И складывалось все так хорошо. Мы пришли в центральный корпус. В регистратуре узнали, где находится морг, нашли его, а заодно и главного анатома (или кто там у них главный) тоже нашли.

Миша стоял в центре. Мы с Лехой обрамляли его с боков. Говорил Миша, мы лишь кивали. Уже примерно на середине его рассудительной речи: «…и вот поэтому мы хотим мыть трупы…» – анатом сообщил, что в морге работают только люди со специальным образованием или студенты медицинского института. И так он это хорошо сказал, с такой правильной интонацией, что нам сделалось до того неловко, словно брюки вместе с трусами упали в людном месте.

От пережитого конфуза мы на улице разругались. Миша во всем обвинил нас: дескать, мы неподобающе выглядим, что бритый наголо Леха похож на неонаци, а я, обутый в черные мартенсы, в черных штанах и косухе – вылитый сатанист.

Миша был убит горем куда больше нашего. Дело в том, что, когда мы еще только подходили к «Шарите», в скверике он заприметил на скамейке позабытую женскую сумочку и хотел в ней порыться, а мы ему сказали: «Брось, у тебя скоро будет до херищи бабла», и Миша теперь терзался, потому что мы снова прошли мимо этой скамейки, а сумочки уже не было. Миша плелся за нами и ныл: вот, мол, я вас послушал, а теперь ни трупов, ни сумки, ни денег…

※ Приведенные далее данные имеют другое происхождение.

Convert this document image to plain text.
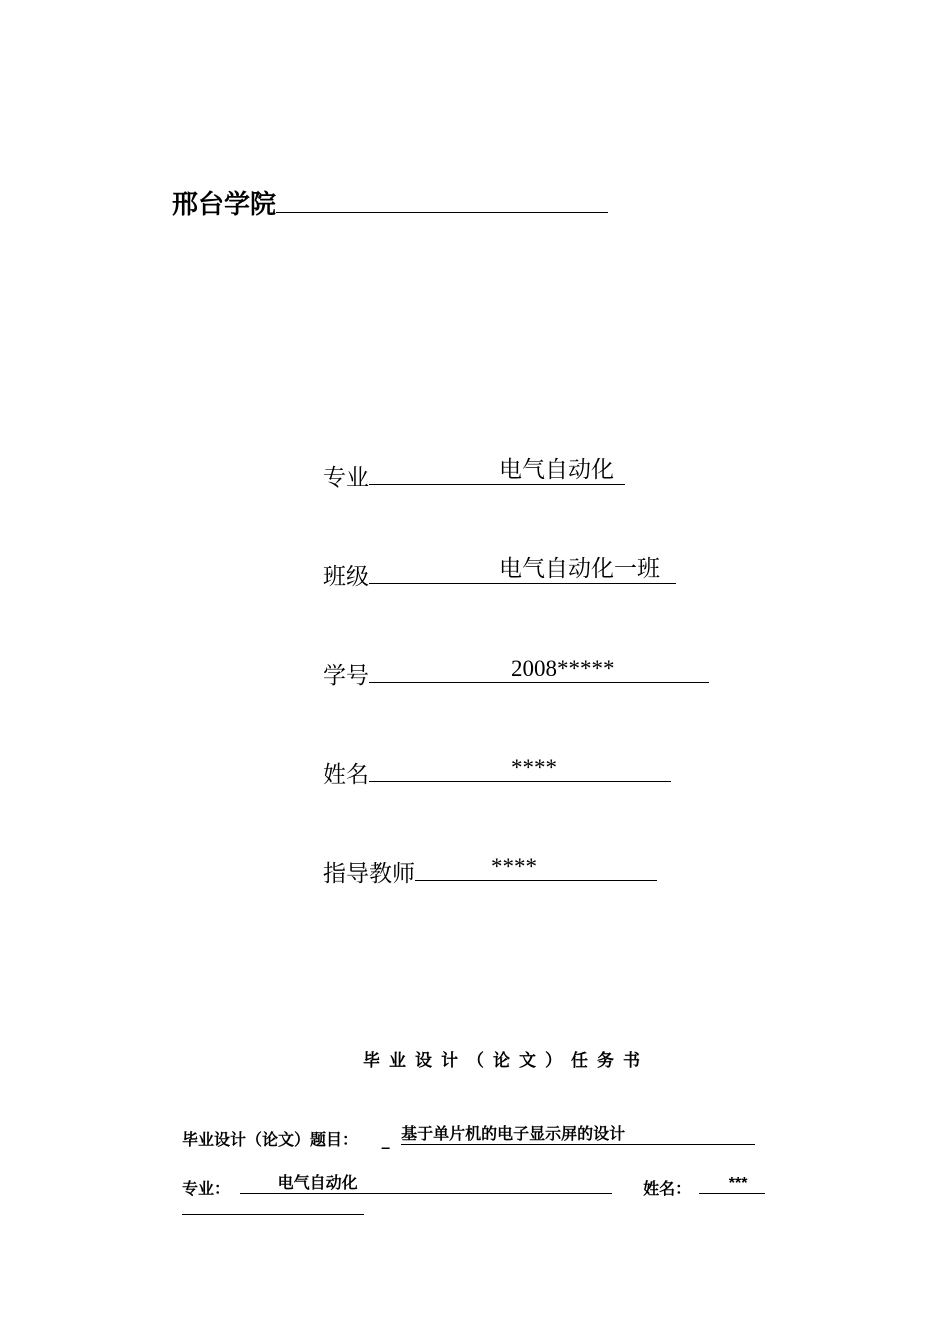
邢台学院
专业	电气自动化
班级	电气自动化一班
学号	2008*****
姓名	****
指导教师	****
毕业设计（论文）任务书
毕业设计（论文）题目： _ 基于单片机的电子显示屏的设计
专业：	电气自动化	姓名： ***
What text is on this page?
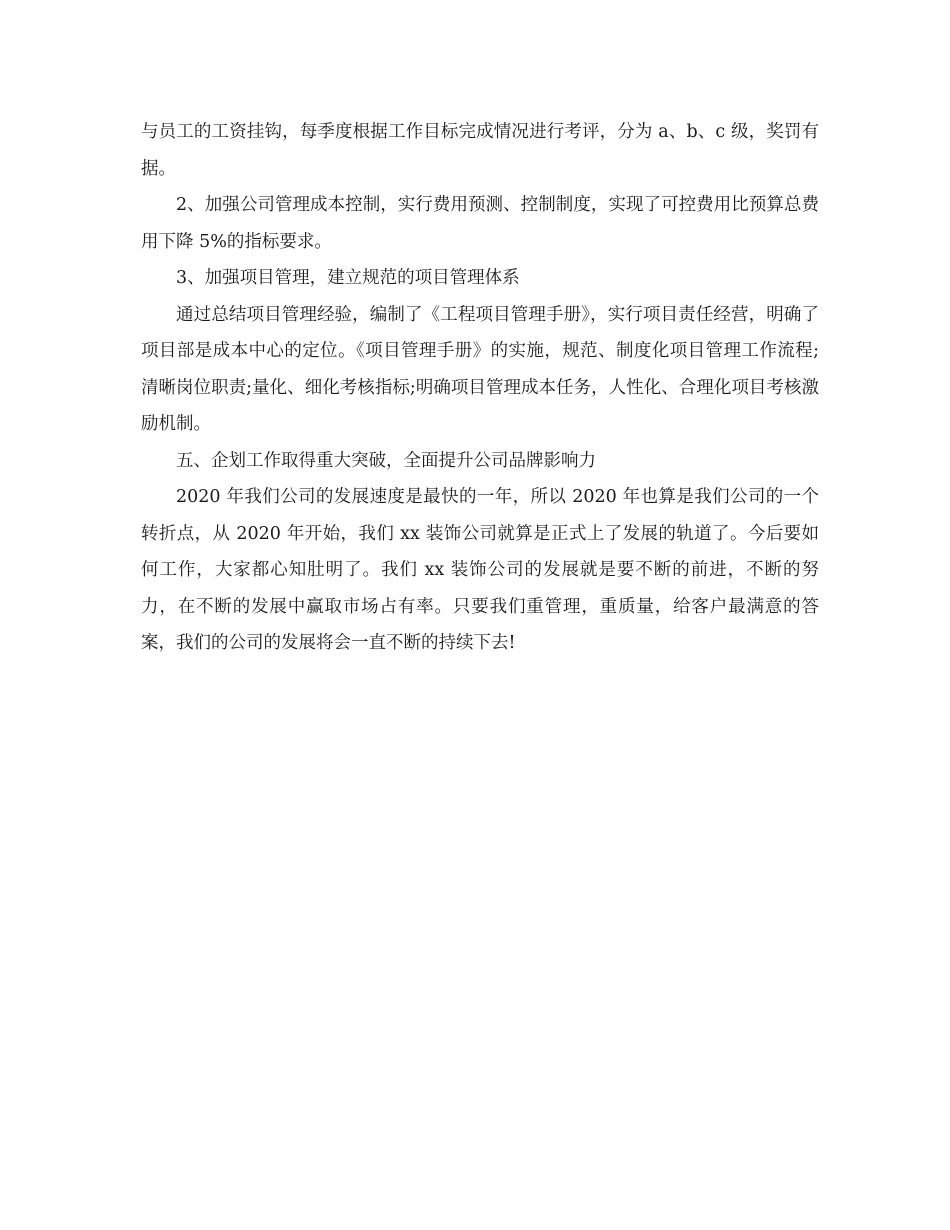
与员工的工资挂钩，每季度根据工作目标完成情况进行考评，分为 a、b、c 级，奖罚有据。

2、加强公司管理成本控制，实行费用预测、控制制度，实现了可控费用比预算总费用下降 5%的指标要求。

3、加强项目管理，建立规范的项目管理体系

通过总结项目管理经验，编制了《工程项目管理手册》，实行项目责任经营，明确了项目部是成本中心的定位。《项目管理手册》的实施，规范、制度化项目管理工作流程;清晰岗位职责;量化、细化考核指标;明确项目管理成本任务，人性化、合理化项目考核激励机制。

五、企划工作取得重大突破，全面提升公司品牌影响力

2020 年我们公司的发展速度是最快的一年，所以 2020 年也算是我们公司的一个转折点，从 2020 年开始，我们 xx 装饰公司就算是正式上了发展的轨道了。今后要如何工作，大家都心知肚明了。我们 xx 装饰公司的发展就是要不断的前进，不断的努力，在不断的发展中赢取市场占有率。只要我们重管理，重质量，给客户最满意的答案，我们的公司的发展将会一直不断的持续下去!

Конечно, он потерял больше. Мы-то с Лехой остались только без трупов.

№ 2

Учредителей было трое: Дирк, его сожительница Даян и общий друг сожителей Даниэль. Поэтому вся эта троица на D и назвалась «3D-TV». Фирма выживала за счет съемок дешевой рекламы, которую потом гоняли местные берлинские каналы: «Посетите ресторан такой-то, опытные повара вкусно приготовят, прекрасные официанты обслужат…» – минутные сюжеты-визитки. Дирк был режиссером и оператором, Даян озвучивала сюжеты, а Даниэль занимался монтажом.

Я сам приперся на фирму и, как нахальная цыганка, клянчил: «Дай работу, дай работу, ай молодой-красивый, дай работу!» И получил. Впрочем, они действительно нуждались в операторе. Дирк не любил камеру, точнее, он боялся плохо отработать на съемках, облажаться перед коллегами. А я ничего не боялся, потому что за три года режиссерской учебы вызубрил камеру Betacam SP наизусть.

Хорошо мне там было, на 3D-TV. Спокойно. Я был примерным работником. Соглашался на опасные съемки, не предусмотренные правилами техники безопасности. К примеру, отснял ландшафт из крошечного самолета без дверцы, а ведь меня запросто могло выдуть наружу. Сейчас я по ночам ворочаюсь от ужаса, вспоминая это.

Потом для 3D-TV наступили трудные времена, и Дирк предупредил, что они не потянут еще одного сотрудника – то есть меня. В утешение сказал:

– У меня есть полезная информация. Одной фирме срочно нужен оператор, и я мог бы тебя порекомендовать, – и смущенно предупредил: – Только они снимают порно… Гей-порно, – сразу уточнил Дирк. – Но и платят хорошо, четыреста евро за съемочный день.

Я поежился:

– Как-то все-таки противно…

– А стоматологу каково в гнилых зубах ковыряться? – вздохнул Дирк.

– Одно дело, нормальная порнуха с бабами, а тут…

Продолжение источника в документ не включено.